During the development of drug molecules, virtual screening technology allows the screening of a large database of compounds, providing a rapid and cost-effective research method for the discovery of new active compounds. This is an important method to obtain effective active molecules for micro and small companies that are unable to perform high-throughput screening experiments. Currently, the optimization and improvement of high-throughput virtual screening methods have led to a significant increase in the hit rate of screening. Specifically, the hit rate of traditional experimental high-throughput screening is about 0.01%-0.14%, while the hit rate of purposeful virtual screening can reach 1%-40%.
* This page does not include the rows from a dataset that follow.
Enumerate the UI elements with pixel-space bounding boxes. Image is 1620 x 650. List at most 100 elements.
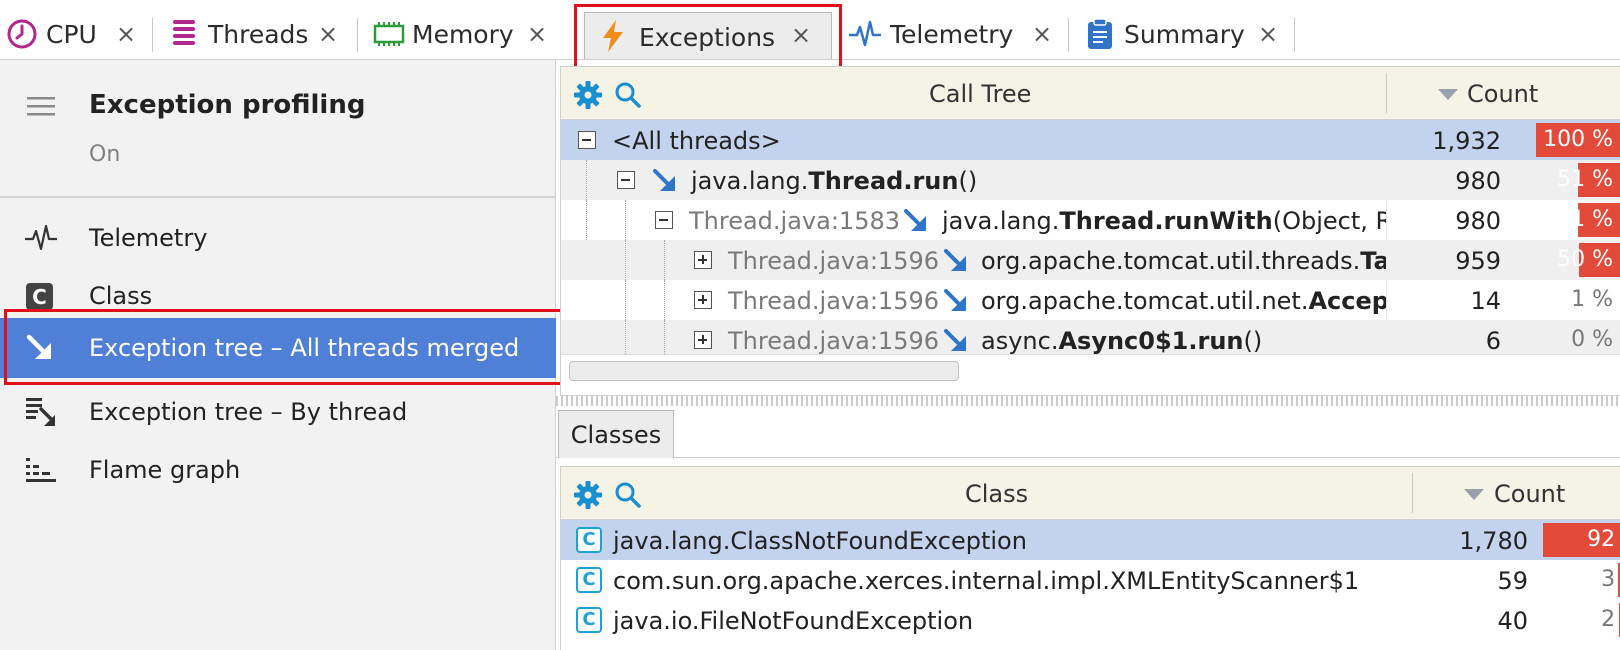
class-row[interactable]: C java.io.FileNotFoundException 40 2 % — [561, 600, 1620, 640]
source-location: Thread.java:1596 — [728, 247, 939, 275]
lightning-icon — [603, 20, 623, 52]
close-icon[interactable]: × — [318, 20, 338, 48]
close-icon[interactable]: × — [1258, 20, 1278, 48]
sidebar-item-flame-graph[interactable]: Flame graph — [0, 440, 556, 500]
tab-divider — [152, 18, 153, 52]
split-pane-divider[interactable] — [556, 396, 1620, 406]
percent-label: 100 % — [1543, 127, 1613, 152]
column-divider[interactable] — [1386, 73, 1387, 113]
call-arrow-icon — [653, 169, 675, 191]
class-row[interactable]: C java.lang.ClassNotFoundException 1,780… — [561, 520, 1620, 560]
tab-memory[interactable]: Memory × — [372, 10, 547, 58]
tab-summary-label: Summary — [1124, 19, 1245, 49]
class-icon: C — [576, 567, 602, 593]
call-tree-view: Call Tree Count <All threads> 1,932 100 … — [560, 66, 1620, 396]
percent-label: 51 % — [1557, 167, 1613, 192]
collapse-icon[interactable] — [655, 211, 673, 229]
row-count: 1,932 — [1432, 127, 1501, 155]
tree-row[interactable]: java.lang.Thread.run() 980 51 % — [561, 160, 1620, 200]
sidebar-item-label: Exception tree – All threads merged — [89, 334, 520, 362]
call-arrow-icon — [944, 249, 966, 271]
percent-cell: 0 % — [1536, 323, 1620, 354]
call-tree-column-title[interactable]: Call Tree — [929, 80, 1031, 108]
tab-exceptions[interactable]: Exceptions × — [584, 12, 832, 59]
gear-icon[interactable] — [573, 80, 603, 110]
row-count: 959 — [1455, 247, 1501, 275]
tree-guide-line — [586, 200, 587, 240]
source-location: Thread.java:1596 — [728, 287, 939, 315]
percent-label: 1 % — [1571, 287, 1613, 312]
clock-icon — [7, 19, 37, 49]
percent-label: 0 % — [1571, 327, 1613, 352]
percent-cell: 2 % — [1536, 603, 1620, 637]
view-tab-bar: CPU × Threads × Memory × Exceptions × Te… — [0, 0, 1620, 70]
close-icon[interactable]: × — [527, 20, 547, 48]
horizontal-scrollbar[interactable] — [561, 354, 1620, 394]
tab-divider — [1294, 18, 1295, 52]
tab-memory-label: Memory — [412, 19, 514, 49]
tree-guide-line — [664, 320, 665, 354]
tree-row[interactable]: Thread.java:1596 async.Async0$1.run() 6 … — [561, 320, 1620, 354]
exception-arrow-icon — [26, 334, 51, 359]
method-name: java.lang.Thread.runWith(Object, Runnabl… — [942, 207, 1386, 235]
tab-classes[interactable]: Classes — [558, 410, 674, 458]
sidebar-item-label: Class — [89, 282, 153, 310]
panel-title: Exception profiling — [89, 90, 366, 120]
sidebar-item-label: Flame graph — [89, 456, 241, 484]
classes-view: Class Count C java.lang.ClassNotFoundExc… — [560, 466, 1620, 650]
memory-chip-icon — [373, 22, 405, 46]
scrollbar-thumb[interactable] — [569, 361, 959, 381]
profiling-status[interactable]: On — [89, 142, 120, 167]
search-icon[interactable] — [613, 80, 643, 110]
expand-icon[interactable] — [694, 331, 712, 349]
expand-icon[interactable] — [694, 251, 712, 269]
percent-cell: 100 % — [1536, 123, 1620, 157]
tab-divider — [1068, 18, 1069, 52]
expand-icon[interactable] — [694, 291, 712, 309]
hamburger-menu-icon[interactable] — [27, 96, 57, 118]
collapse-icon[interactable] — [617, 171, 635, 189]
call-arrow-icon — [904, 209, 926, 231]
count-column-header[interactable]: Count — [1467, 80, 1538, 108]
search-icon[interactable] — [613, 480, 643, 510]
sidebar-item-telemetry[interactable]: Telemetry — [0, 208, 556, 268]
tree-node-label: <All threads> — [612, 127, 781, 155]
tree-row[interactable]: Thread.java:1596 org.apache.tomcat.util.… — [561, 280, 1620, 320]
tree-guide-line — [625, 280, 626, 320]
flame-graph-icon — [26, 458, 56, 482]
count-column-header[interactable]: Count — [1494, 480, 1565, 508]
tab-telemetry[interactable]: Telemetry × — [848, 10, 1052, 58]
sidebar-item-exception-tree-merged[interactable]: Exception tree – All threads merged — [0, 318, 556, 378]
class-icon: C — [576, 607, 602, 633]
tree-row[interactable]: <All threads> 1,932 100 % — [561, 120, 1620, 160]
tree-row[interactable]: Thread.java:1583 java.lang.Thread.runWit… — [561, 200, 1620, 240]
percent-label: 2 % — [1601, 607, 1620, 632]
close-icon[interactable]: × — [791, 21, 811, 49]
sidebar-item-class[interactable]: C Class — [0, 266, 556, 326]
call-arrow-icon — [944, 289, 966, 311]
tab-threads[interactable]: Threads × — [170, 10, 338, 58]
class-name: java.lang.ClassNotFoundException — [613, 527, 1027, 555]
collapse-icon[interactable] — [578, 131, 596, 149]
tab-cpu[interactable]: CPU × — [6, 10, 136, 58]
panel-header: Exception profiling On — [0, 60, 556, 198]
percent-cell: 92 % — [1536, 523, 1620, 557]
sidebar-item-exception-tree-by-thread[interactable]: Exception tree – By thread — [0, 382, 556, 442]
percent-label: 3 % — [1601, 567, 1620, 592]
percent-label: 50 % — [1557, 247, 1613, 272]
row-count: 980 — [1455, 167, 1501, 195]
row-count: 14 — [1470, 287, 1501, 315]
tree-guide-line — [664, 240, 665, 280]
class-column-title[interactable]: Class — [965, 480, 1028, 508]
method-name: java.lang.Thread.run() — [691, 167, 978, 195]
class-row[interactable]: C com.sun.org.apache.xerces.internal.imp… — [561, 560, 1620, 600]
sort-descending-icon[interactable] — [1464, 489, 1484, 500]
gear-icon[interactable] — [573, 480, 603, 510]
close-icon[interactable]: × — [1032, 20, 1052, 48]
exception-by-thread-icon — [26, 398, 55, 426]
sort-descending-icon[interactable] — [1438, 89, 1458, 100]
close-icon[interactable]: × — [116, 20, 136, 48]
tab-summary[interactable]: Summary × — [1086, 10, 1278, 58]
tree-row[interactable]: Thread.java:1596 org.apache.tomcat.util.… — [561, 240, 1620, 280]
column-divider[interactable] — [1412, 473, 1413, 513]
Molecules for virtual screening	Target of action	Company
Dorzolamid	Carbonic anhydrase	Merck Sharp & Dohme (pharmaceutical company)
Relenza	Neuraminidase (the N of virus such as bird flu H5N1)	Biota
Ro466240	Thrombin	F. Hoffmann-La Roche Ltd
Saquinavir	HIV protease	F. Hoffmann-La Roche Ltd
Ag85, AG337, AG331	Thymidylate synthase	Agouron
Gleveca	PTK	Novartis AG

With profound experience in molecular simulation technology, a team of professional technicians and a complete database of compounds, Huaren Medical Technology can provide users with virtual screening services based on targets or small molecules, and then select compound molecules that may have potential activity in experiments.

Molecular docking is one of the most important methods in structural biology and computer-aided drug design, which aims to predict the binding mode and affinity magnitude between drug targets and small molecule compounds. The main idea of molecular docking is to make small molecule compounds bind to the active site of the target by optimizing the parameters such as the space of the binding site, the hydrophobic interaction and the electrostatic interaction, etc., and to calculate the affinity magnitude between the small molecule and the target by the scoring function of molecular docking.

Molecular docking can be used in drug design to screen a large database of compounds, rank the screening results based on a scoring function, and explain the mechanism of how compound molecules inhibit/activate drug targets, which plays a very important role in the optimization of lead compounds for drug design. Currently, the molecular docking-based virtual screening (DBVS) method has become an essential tool for drug design and development, and the application of DBVS method can rapidly discover active compound molecules with novel structures.

The virtual screening method mainly consists of the following steps: 1) similarity screening of drugs; 2) virtual screening based on molecular docking; and 3) manual screening by experienced technicians. This can greatly increase the chances of obtaining active compounds by virtual screening.

Manual screening is based on the scoring function, combining the compound's binding site with the target, interaction mode, and conformational relationship with the existing active molecules, and selecting compounds with higher affinity as candidates. In the process of manual screening, interactions between compounds and important or conserved amino acids are ensured as much as possible, and more core structures of compounds are expanded as candidates, and finally the top-ranked compounds are selected for activity testing.